The Arizona Wildcats went down to San Antonio and got a win Thursday night but when the Cats look back and remember the Alamo (Dome) they’ll know it was a narrow escape.
It’s not often a team gets out-touchdowned and still walks away with a victory.
UTSA scored three TDs while Arizona only found the end zone twice. The UA’s problem was settling for field goals on four of five trips to the red zone and it’s an issue that will need to be corrected in a hurry.
How do you remember last year’s Texas-San Antonio game? Easy win for the Cats, right? Looking closer, however, Arizona’s yardage totals were worse on both sides of the ball last year. Compared to Thursday’s game, the UA offense gained fewer yards against UTSA last season (422 to 454) and the Wildcat D surrendered more yards in that 2013 game (379 to 349).
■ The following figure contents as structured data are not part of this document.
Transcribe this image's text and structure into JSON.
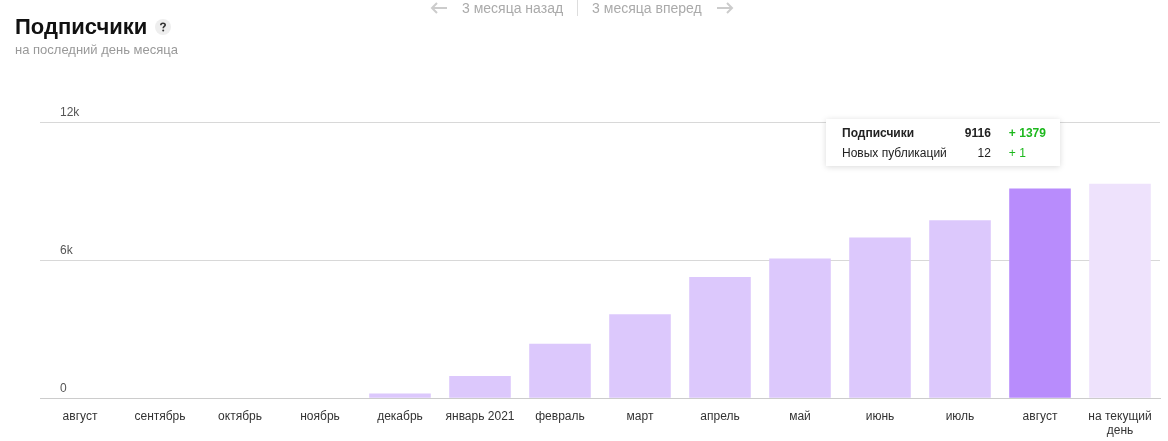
{
  "chart_data": {
    "type": "bar",
    "title": "Подписчики",
    "subtitle": "на последний день месяца",
    "categories": [
      "август",
      "сентябрь",
      "октябрь",
      "ноябрь",
      "декабрь",
      "январь 2021",
      "февраль",
      "март",
      "апрель",
      "май",
      "июнь",
      "июль",
      "август",
      "на текущий день"
    ],
    "values": [
      0,
      0,
      0,
      0,
      200,
      970,
      2370,
      3650,
      5270,
      6070,
      6990,
      7737,
      9116,
      9320
    ],
    "colors": [
      "#dcc8fc",
      "#dcc8fc",
      "#dcc8fc",
      "#dcc8fc",
      "#dcc8fc",
      "#dcc8fc",
      "#dcc8fc",
      "#dcc8fc",
      "#dcc8fc",
      "#dcc8fc",
      "#dcc8fc",
      "#dcc8fc",
      "#b88cfc",
      "#eee2fc"
    ],
    "ylim": [
      0,
      12000
    ],
    "yticks": [
      {
        "value": 0,
        "label": "0"
      },
      {
        "value": 6000,
        "label": "6k"
      },
      {
        "value": 12000,
        "label": "12k"
      }
    ],
    "grid": "y",
    "legend": false,
    "annotations": [
      "3 месяца назад",
      "3 месяца вперед",
      "Подписчики",
      "9116",
      "+ 1379",
      "Новых публикаций",
      "12",
      "+ 1"
    ]
  }
}
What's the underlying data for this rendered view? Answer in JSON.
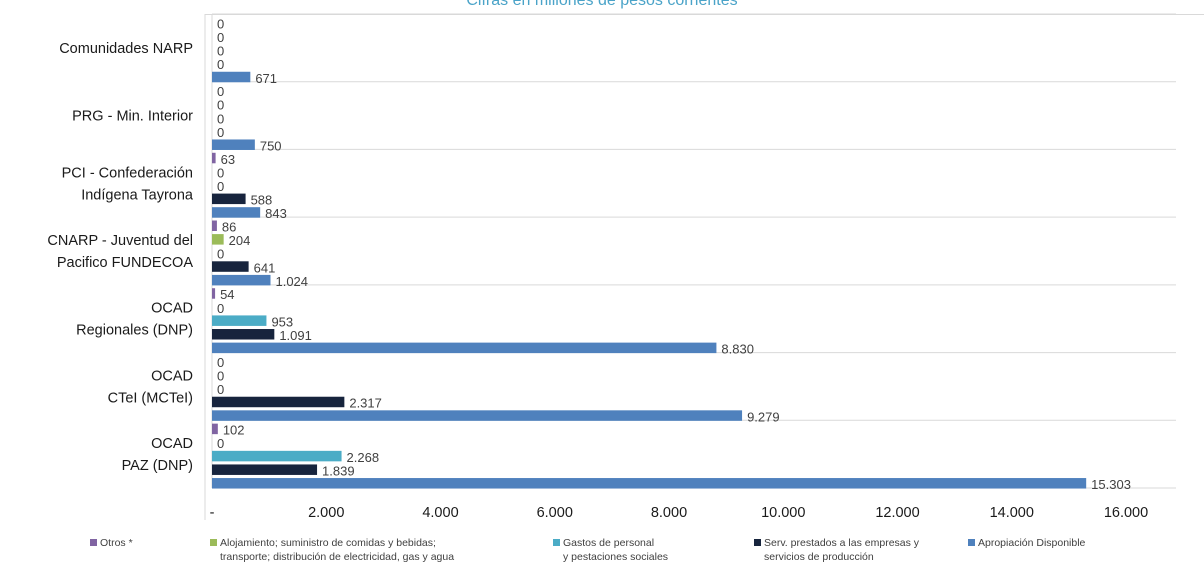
{
  "chart_data": {
    "type": "bar",
    "orientation": "horizontal",
    "subtitle": "Cifras en millones de pesos corrientes",
    "categories": [
      "Comunidades NARP",
      "PRG - Min. Interior",
      "PCI - Confederación Indígena Tayrona",
      "CNARP - Juventud del Pacifico FUNDECOA",
      "OCAD Regionales (DNP)",
      "OCAD CTeI (MCTeI)",
      "OCAD PAZ (DNP)"
    ],
    "category_lines": [
      [
        "Comunidades NARP"
      ],
      [
        "PRG - Min. Interior"
      ],
      [
        "PCI - Confederación",
        "Indígena Tayrona"
      ],
      [
        "CNARP - Juventud del",
        "Pacifico FUNDECOA"
      ],
      [
        "OCAD",
        "Regionales (DNP)"
      ],
      [
        "OCAD",
        "CTeI (MCTeI)"
      ],
      [
        "OCAD",
        "PAZ (DNP)"
      ]
    ],
    "series": [
      {
        "name": "Otros *",
        "color": "#8064a2",
        "values": [
          0,
          0,
          63,
          86,
          54,
          0,
          102
        ],
        "labels": [
          "0",
          "0",
          "63",
          "86",
          "54",
          "0",
          "102"
        ]
      },
      {
        "name": "Alojamiento; suministro de comidas y bebidas;\ntransporte; distribución de electricidad, gas y agua",
        "color": "#9bbb59",
        "values": [
          0,
          0,
          0,
          204,
          0,
          0,
          0
        ],
        "labels": [
          "0",
          "0",
          "0",
          "204",
          "0",
          "0",
          "0"
        ]
      },
      {
        "name": "Gastos de personal\ny pestaciones sociales",
        "color": "#4bacc6",
        "values": [
          0,
          0,
          0,
          0,
          953,
          0,
          2268
        ],
        "labels": [
          "0",
          "0",
          "0",
          "0",
          "953",
          "0",
          "2.268"
        ]
      },
      {
        "name": "Serv. prestados a las empresas y\nservicios de producción",
        "color": "#17243d",
        "values": [
          0,
          0,
          588,
          641,
          1091,
          2317,
          1839
        ],
        "labels": [
          "0",
          "0",
          "588",
          "641",
          "1.091",
          "2.317",
          "1.839"
        ]
      },
      {
        "name": "Apropiación Disponible",
        "color": "#4f81bd",
        "values": [
          671,
          750,
          843,
          1024,
          8830,
          9279,
          15303
        ],
        "labels": [
          "671",
          "750",
          "843",
          "1.024",
          "8.830",
          "9.279",
          "15.303"
        ]
      }
    ],
    "xlim": [
      0,
      16000
    ],
    "xticks": [
      0,
      2000,
      4000,
      6000,
      8000,
      10000,
      12000,
      14000,
      16000
    ],
    "xtick_labels": [
      "-",
      "2.000",
      "4.000",
      "6.000",
      "8.000",
      "10.000",
      "12.000",
      "14.000",
      "16.000"
    ],
    "grid": "horizontal separators between categories",
    "legend_position": "bottom"
  }
}
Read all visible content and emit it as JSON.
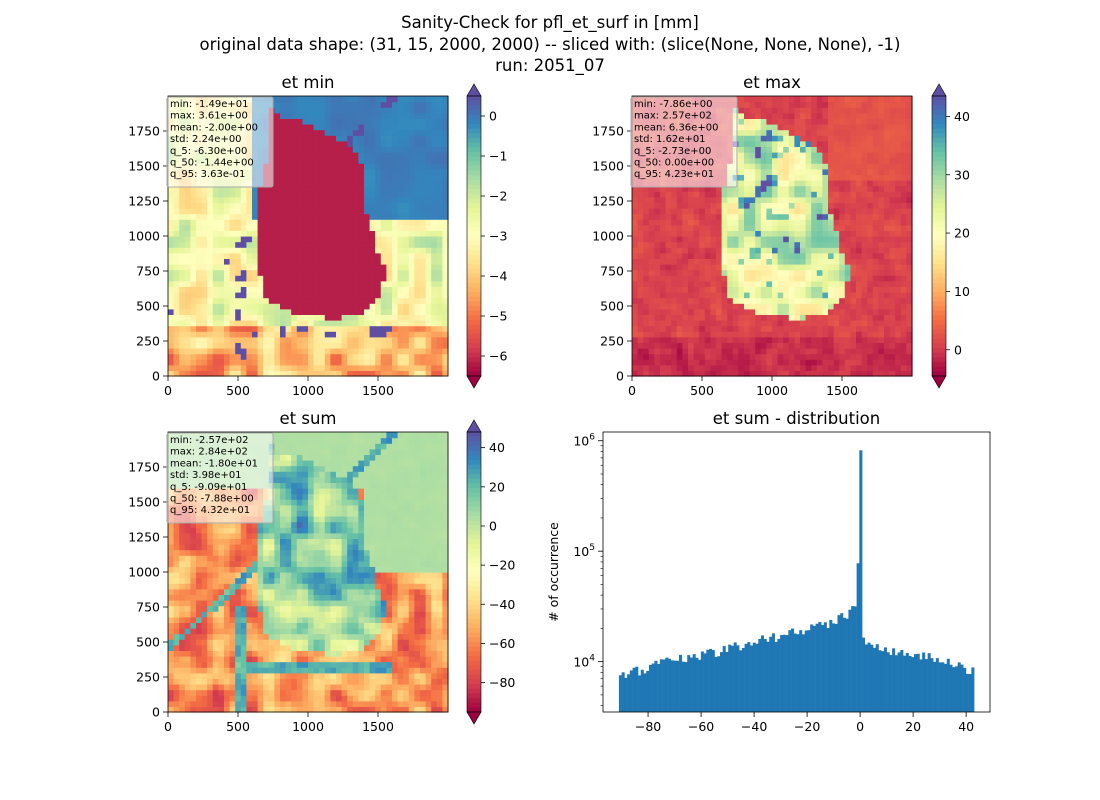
{
  "figure": {
    "title_lines": [
      "Sanity-Check for pfl_et_surf in [mm]",
      "original data shape: (31, 15, 2000, 2000) -- sliced with: (slice(None, None, None), -1)",
      "run: 2051_07"
    ]
  },
  "colors": {
    "spectral": [
      "#9e0142",
      "#d53e4f",
      "#f46d43",
      "#fdae61",
      "#fee08b",
      "#ffffbf",
      "#e6f598",
      "#abdda4",
      "#66c2a5",
      "#3288bd",
      "#5e4fa2"
    ],
    "histogram_bar": "#1f77b4",
    "germany_mask": "#b51f4a",
    "stats_box_border": "#aaaaaa"
  },
  "chart_data": [
    {
      "type": "heatmap",
      "title": "et min",
      "xlim": [
        0,
        2000
      ],
      "ylim": [
        0,
        2000
      ],
      "xticks": [
        0,
        500,
        1000,
        1500
      ],
      "yticks": [
        0,
        250,
        500,
        750,
        1000,
        1250,
        1500,
        1750
      ],
      "colormap": "Spectral",
      "color_range": [
        -6.5,
        0.5
      ],
      "colorbar_ticks": [
        0,
        -1,
        -2,
        -3,
        -4,
        -5,
        -6
      ],
      "colorbar_extend": "both",
      "stats_box": {
        "placement": "top-left",
        "lines": [
          "min: -1.49e+01",
          "max: 3.61e+00",
          "mean: -2.00e+00",
          "std: 2.24e+00",
          "q_5: -6.30e+00",
          "q_50: -1.44e+00",
          "q_95: 3.63e-01"
        ]
      }
    },
    {
      "type": "heatmap",
      "title": "et max",
      "xlim": [
        0,
        2000
      ],
      "ylim": [
        0,
        2000
      ],
      "xticks": [
        0,
        500,
        1000,
        1500
      ],
      "yticks": [
        0,
        250,
        500,
        750,
        1000,
        1250,
        1500,
        1750
      ],
      "colormap": "Spectral",
      "color_range": [
        -4.5,
        43.5
      ],
      "colorbar_ticks": [
        0,
        10,
        20,
        30,
        40
      ],
      "colorbar_extend": "both",
      "stats_box": {
        "placement": "top-left",
        "lines": [
          "min: -7.86e+00",
          "max: 2.57e+02",
          "mean: 6.36e+00",
          "std: 1.62e+01",
          "q_5: -2.73e+00",
          "q_50: 0.00e+00",
          "q_95: 4.23e+01"
        ]
      }
    },
    {
      "type": "heatmap",
      "title": "et sum",
      "xlim": [
        0,
        2000
      ],
      "ylim": [
        0,
        2000
      ],
      "xticks": [
        0,
        500,
        1000,
        1500
      ],
      "yticks": [
        0,
        250,
        500,
        750,
        1000,
        1250,
        1500,
        1750
      ],
      "colormap": "Spectral",
      "color_range": [
        -95,
        48
      ],
      "colorbar_ticks": [
        40,
        20,
        0,
        -20,
        -40,
        -60,
        -80
      ],
      "colorbar_extend": "both",
      "stats_box": {
        "placement": "top-left",
        "lines": [
          "min: -2.57e+02",
          "max: 2.84e+02",
          "mean: -1.80e+01",
          "std: 3.98e+01",
          "q_5: -9.09e+01",
          "q_50: -7.88e+00",
          "q_95: 4.32e+01"
        ]
      }
    },
    {
      "type": "bar",
      "title": "et sum - distribution",
      "xlabel": "",
      "ylabel": "# of occurrence",
      "yscale": "log",
      "xlim": [
        -97,
        49
      ],
      "ylim": [
        3500,
        1200000
      ],
      "xticks": [
        -80,
        -60,
        -40,
        -20,
        0,
        20,
        40
      ],
      "ytick_labels": [
        {
          "value": 10000,
          "base": "10",
          "exp": "4"
        },
        {
          "value": 100000,
          "base": "10",
          "exp": "5"
        },
        {
          "value": 1000000,
          "base": "10",
          "exp": "6"
        }
      ],
      "bin_range": [
        -91,
        43
      ],
      "bin_count": 130,
      "envelope": [
        [
          -91,
          7000
        ],
        [
          -80,
          9000
        ],
        [
          -60,
          11500
        ],
        [
          -40,
          15000
        ],
        [
          -20,
          19500
        ],
        [
          -10,
          23000
        ],
        [
          -4,
          27000
        ],
        [
          -2,
          34000
        ],
        [
          -1,
          42000
        ],
        [
          0,
          820000
        ],
        [
          1,
          16500
        ],
        [
          5,
          14500
        ],
        [
          10,
          13000
        ],
        [
          20,
          12000
        ],
        [
          30,
          10500
        ],
        [
          40,
          8500
        ],
        [
          43,
          8000
        ]
      ]
    }
  ]
}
So why was the Tucson tilt a 25-point rout while the game in ol’ San Antone was a three-point nailbiter? Red zone offense. Arizona scored four touchdowns in five trips inside UTSA’s 20-yard line last year but cashed in only once in five red zone drives this time around.
Rich Rodriguez knows it. “We won the game on field goals,” the Arizona head coach told the media after the game, “but we gotta quit getting those threes and get sevens.”
Looking at last season’s game the key was first down. Here is how each red zone series against UTSA began in 2013 (and how the drive ended):
1st and 10 at the 13: B.J. Denker pass for 13 yards (touchdown)
1st and Goal at the 7: Ka’Deem Carey rush for 1 yard (field goal)
1st and 10 at the 18: Denker rush for 5 yards (touchdown)
1st and Goal at the 4: Carey rush for 3 yards (touchdown)
1st and 15 at the 18: Carey rush for 11 yards (touchdown)
Every red zone series that started with decent yardage on first down ended in the end zone. Now contrast that with the game in San Antonio:
1st and 10 at the 19: Anu Solomon pass incomplete (field goal)
1st and 10 at the 11: Nick Wilson rush for loss of 1 yard (field goal)
1st and 10 at the 14: Pass interference in the end zone (touchdown)
1st and 10 at the 18: Wilson rush for 1 yard (field goal)
1st and 10 at the 11: Wilson rush for 1 yard (field goal)
The Cats found themselves in second-and-long four of the five times in the red zone and ended up kicking a field goal all four times.
Obviously, gaining five yards on first down doesn’t guarantee you’ll gain the next 15 yards and score. But staying out of second-and-long helps keep you out of third-and-long, and third-and-long is what leads to incomplete passes, sacks and field goal tries.
Last year’s run-first attack was built for the red zone. You could either give it to Ka’Deem until he scored or, if the defense overloaded the middle, B.J. took it around end. There’s a reason the duo combined for 32 TDs on the ground in 2013.
What are the options this year now that Carey is in the NFL and Denker is wearing a coach’s headset? It’s too much to ask for the offensive line to simply bulldoze people so Wilson and Terris Jones-Grigsby can plow straight into the end zone every time. Solomon is either going to have to be more aggressive as a runner inside the 20 or the red zone passing game needs to improve.
The potential to convert through the air is there. Arizona’s receiver rotation features four guys 6-foot-3 or taller in Austin Hill, Cayleb Jones, Trey Griffey and David Richards. Recall the pass to the 6-4 Richards in the back of the end zone Thursday night when replay showed he got his feet in bounds but he couldn’t complete the catch. Tighten up the execution and the TD register should start ringing again.
It’s time for your weekly reminder of how much Denker improved over the course of last season. He didn’t have 90 yards passing in either of his first two games. He didn’t have a 200-yard passing game until the fifth contest. In half of those first four starts he completed 40% of his passes or worse. By the end of the year he was throwing 275 yards and two touchdowns in a bowl victory.
Solomon has already shown flashes of being exactly what this team needs. The next step is mastering the red zone offense.
Once it happens the odds of Arizona getting out-touchdowned go way down and opposing defensive coordinators will be the ones seeing red.